Concern has, however, been expressed that BMGF funding of methods and initiatives could be skewing the health agenda in ways that bypass alternatives and broader issues. Arata Kochi, former head of WHO’s malaria programme, complained that the BMGF was dominating research in malaria and risked eclipsing other views in the scientific community. David McCoy, a scholar of Medicine at University College London, UK, stated that the BMFG’s concentrating funding on individual diseases could result in governments neglecting important health infrastructures as well as the need to address major underlying issues such as malnutrition (the booklet takes up BMGF involvement in this field in another chapter).
WHO Director General Margaret Chan states that the organisation’s highly earmarked budget is “driven by what I call donor interests”, and notes that going against the business interests of powerful economic operators is one of the biggest challenges facing health promotion. “Few governments prioritise health over big business,” Chan says. “This is not the failure of individual willpower. This is the failure of political will to take on big business.”

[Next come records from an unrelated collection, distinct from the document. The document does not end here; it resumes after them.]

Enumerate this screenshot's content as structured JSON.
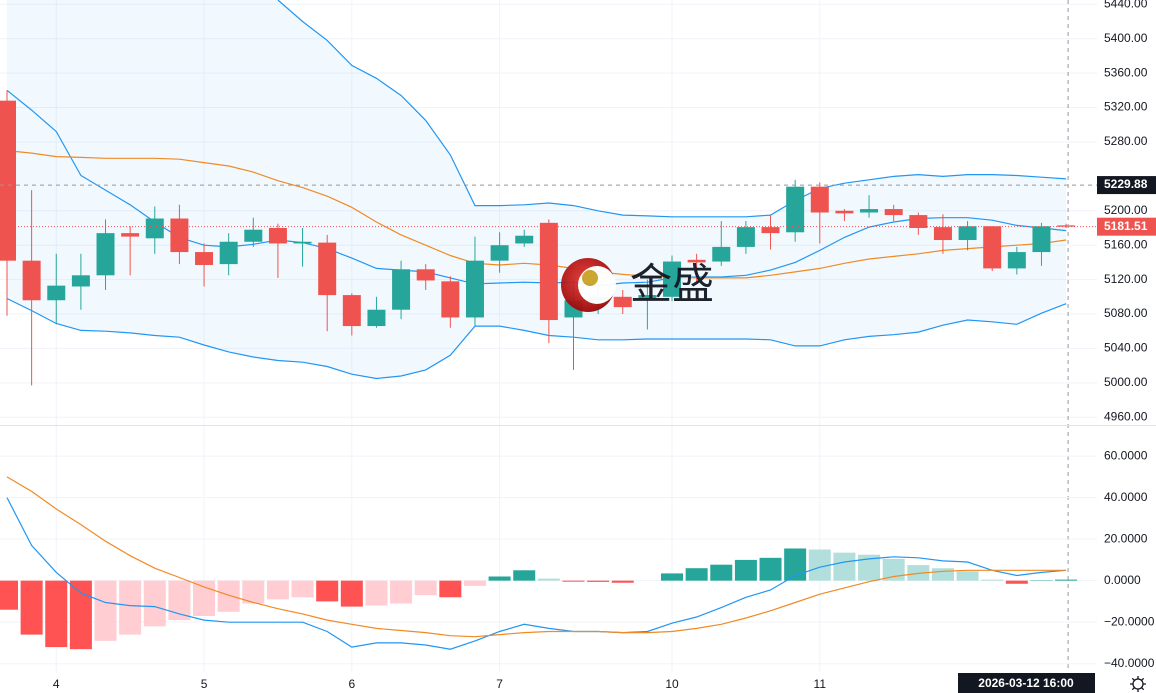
{
  "chart_data": [
    {
      "type": "candlestick",
      "categories": [
        null,
        null,
        "4",
        null,
        null,
        null,
        null,
        null,
        "5",
        null,
        null,
        null,
        null,
        null,
        "6",
        null,
        null,
        null,
        null,
        null,
        "7",
        null,
        null,
        null,
        null,
        null,
        null,
        "10",
        null,
        null,
        null,
        null,
        null,
        "11",
        null,
        null,
        null,
        null,
        null,
        null,
        null,
        null,
        null,
        null
      ],
      "open": [
        5328,
        5142,
        5096,
        5112,
        5125,
        5174,
        5168,
        5191,
        5152,
        5138,
        5164,
        5180,
        5162,
        5163,
        5102,
        5066,
        5085,
        5132,
        5118,
        5076,
        5142,
        5162,
        5186,
        5076,
        5096,
        5100,
        5098,
        5100,
        5143,
        5141,
        5158,
        5181,
        5175,
        5228,
        5200,
        5198,
        5202,
        5195,
        5181,
        5166,
        5182,
        5133,
        5152,
        5183
      ],
      "high": [
        5340,
        5224,
        5150,
        5150,
        5190,
        5182,
        5205,
        5207,
        5162,
        5174,
        5192,
        5185,
        5180,
        5172,
        5104,
        5100,
        5142,
        5138,
        5124,
        5170,
        5175,
        5178,
        5190,
        5120,
        5115,
        5108,
        5120,
        5148,
        5150,
        5188,
        5188,
        5195,
        5236,
        5233,
        5202,
        5218,
        5207,
        5198,
        5196,
        5188,
        5182,
        5158,
        5186,
        5185
      ],
      "low": [
        5078,
        4997,
        5068,
        5085,
        5108,
        5125,
        5150,
        5138,
        5112,
        5125,
        5158,
        5122,
        5135,
        5060,
        5055,
        5064,
        5074,
        5108,
        5064,
        5066,
        5128,
        5158,
        5046,
        5015,
        5080,
        5080,
        5062,
        5095,
        5118,
        5136,
        5150,
        5155,
        5164,
        5162,
        5188,
        5192,
        5188,
        5172,
        5150,
        5154,
        5130,
        5126,
        5136,
        5180
      ],
      "close": [
        5142,
        5096,
        5113,
        5125,
        5174,
        5170,
        5191,
        5152,
        5137,
        5164,
        5178,
        5162,
        5164,
        5102,
        5066,
        5085,
        5132,
        5119,
        5076,
        5142,
        5160,
        5171,
        5073,
        5096,
        5100,
        5088,
        5102,
        5141,
        5140,
        5158,
        5181,
        5174,
        5228,
        5198,
        5197,
        5202,
        5195,
        5180,
        5166,
        5182,
        5133,
        5152,
        5182,
        5181.51
      ],
      "up_color": "#26a69a",
      "down_color": "#ef5350",
      "band_fill": "rgba(33,150,243,0.06)",
      "series": [
        {
          "color": "#2196f3",
          "values": [
            null,
            null,
            null,
            null,
            null,
            null,
            null,
            null,
            null,
            null,
            null,
            5445,
            5420,
            5398,
            5369,
            5354,
            5334,
            5305,
            5265,
            5206,
            5206,
            5207,
            5209,
            5206,
            5200,
            5195,
            5194,
            5193,
            5193,
            5193,
            5193,
            5195,
            5212,
            5226,
            5232,
            5236,
            5240,
            5242,
            5240,
            5242,
            5242,
            5241,
            5239,
            5237
          ]
        },
        {
          "color": "#2196f3",
          "values": [
            5340,
            5317,
            5292,
            5241,
            5224,
            5207,
            5187,
            5169,
            5160,
            5158,
            5161,
            5166,
            5163,
            5156,
            5145,
            5133,
            5131,
            5129,
            5122,
            5115,
            5116,
            5117,
            5116,
            5117,
            5113,
            5116,
            5117,
            5122,
            5123,
            5123,
            5125,
            5131,
            5140,
            5154,
            5169,
            5181,
            5187,
            5191,
            5192,
            5192,
            5189,
            5183,
            5180,
            5177
          ]
        },
        {
          "color": "#2196f3",
          "values": [
            5098,
            5084,
            5069,
            5061,
            5060,
            5058,
            5055,
            5053,
            5044,
            5036,
            5030,
            5026,
            5024,
            5019,
            5010,
            5005,
            5008,
            5015,
            5032,
            5066,
            5066,
            5061,
            5055,
            5053,
            5050,
            5050,
            5051,
            5051,
            5051,
            5051,
            5051,
            5050,
            5043,
            5043,
            5050,
            5054,
            5056,
            5059,
            5067,
            5073,
            5071,
            5068,
            5081,
            5092
          ]
        },
        {
          "color": "#f08a24",
          "values": [
            5270,
            5267,
            5263,
            5262,
            5261,
            5261,
            5261,
            5260,
            5256,
            5252,
            5245,
            5235,
            5227,
            5217,
            5204,
            5187,
            5172,
            5160,
            5148,
            5139,
            5137,
            5139,
            5137,
            5133,
            5129,
            5126,
            5124,
            5123,
            5122,
            5122,
            5122,
            5125,
            5129,
            5133,
            5139,
            5144,
            5147,
            5150,
            5154,
            5156,
            5158,
            5160,
            5162,
            5166
          ]
        }
      ],
      "ylim": [
        4951,
        5445
      ],
      "yticks": [
        {
          "value": 5440,
          "label": "5440.00"
        },
        {
          "value": 5400,
          "label": "5400.00"
        },
        {
          "value": 5360,
          "label": "5360.00"
        },
        {
          "value": 5320,
          "label": "5320.00"
        },
        {
          "value": 5280,
          "label": "5280.00"
        },
        {
          "value": 5200,
          "label": "5200.00"
        },
        {
          "value": 5160,
          "label": "5160.00"
        },
        {
          "value": 5120,
          "label": "5120.00"
        },
        {
          "value": 5080,
          "label": "5080.00"
        },
        {
          "value": 5040,
          "label": "5040.00"
        },
        {
          "value": 5000,
          "label": "5000.00"
        },
        {
          "value": 4960,
          "label": "4960.00"
        }
      ],
      "grid": true,
      "last_price": 5181.51
    },
    {
      "type": "macd",
      "values": [
        -14,
        -26,
        -32,
        -33,
        -29,
        -26,
        -22,
        -19,
        -17,
        -15,
        -11,
        -9,
        -8,
        -10,
        -12.5,
        -12,
        -11,
        -7,
        -8,
        -2.5,
        2,
        5,
        1,
        -0.5,
        -0.6,
        -1,
        0,
        3.5,
        6,
        7.7,
        10,
        11,
        15.5,
        15,
        13.5,
        12.5,
        10.5,
        7.5,
        6,
        4.5,
        0.5,
        -1.5,
        0.2,
        0.5
      ],
      "colors": {
        "up_strong": "#26a69a",
        "up_weak": "#b2dfdb",
        "down_strong": "#ff5252",
        "down_weak": "#ffcdd2"
      },
      "series": [
        {
          "color": "#2196f3",
          "values": [
            40,
            17,
            4,
            -6,
            -10.5,
            -12,
            -12.5,
            -16,
            -19,
            -20,
            -20,
            -20,
            -20,
            -24.5,
            -32,
            -30,
            -30,
            -31,
            -33,
            -29,
            -24.5,
            -21,
            -23,
            -24.5,
            -24.5,
            -25,
            -24.5,
            -20.5,
            -17.5,
            -13,
            -8,
            -4.5,
            2.5,
            6.5,
            9,
            10.5,
            11.5,
            11,
            9.5,
            9,
            5,
            2.5,
            4,
            5
          ]
        },
        {
          "color": "#f08a24",
          "values": [
            50,
            43,
            34.5,
            27,
            19,
            12,
            6,
            1.5,
            -3,
            -7,
            -10.5,
            -13.5,
            -16,
            -19,
            -21,
            -23,
            -24,
            -25,
            -26.5,
            -27,
            -26,
            -25,
            -24.5,
            -24.5,
            -24.5,
            -25,
            -25,
            -24.5,
            -23,
            -21,
            -18,
            -14.5,
            -10.5,
            -6.5,
            -3.5,
            -0.5,
            2,
            3.5,
            4.5,
            5,
            5,
            5,
            5,
            5
          ]
        }
      ],
      "ylim": [
        -44,
        74.5
      ],
      "yticks": [
        {
          "value": 60,
          "label": "60.0000"
        },
        {
          "value": 40,
          "label": "40.0000"
        },
        {
          "value": 20,
          "label": "20.0000"
        },
        {
          "value": 0,
          "label": "0.0000"
        },
        {
          "value": -20,
          "label": "−20.0000"
        },
        {
          "value": -40,
          "label": "−40.0000"
        }
      ],
      "grid": true
    }
  ],
  "crosshair": {
    "price": 5229.88,
    "time": "2026-03-12 16:00"
  },
  "watermark": "金盛"
}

“Fit for whose purpose?” ends with recommendations on how to make the United Nations fit for the purpose of democratic and inclusive global governance. It advocates measures such as limiting earmarked funding as a percentage of total funding, strengthening the rules and tools governing engagement with the business sector and establishing an intergovernmental framework for partnership accountability. Above all, the authors point to the need to reconsider the current mainstream approach in UN funding based on voluntary governance and what they refer to as “an uneasy partnership among diverse ‘stakeholders’”. They maintain that the current discourse blurs the distinction between the interests of governments, UN agencies and those of corporations. “Member States,” the authors conclude, “must require the United Nations to be a leader in the establishment of democratic global governance, not a victim or reflection of governance failures.”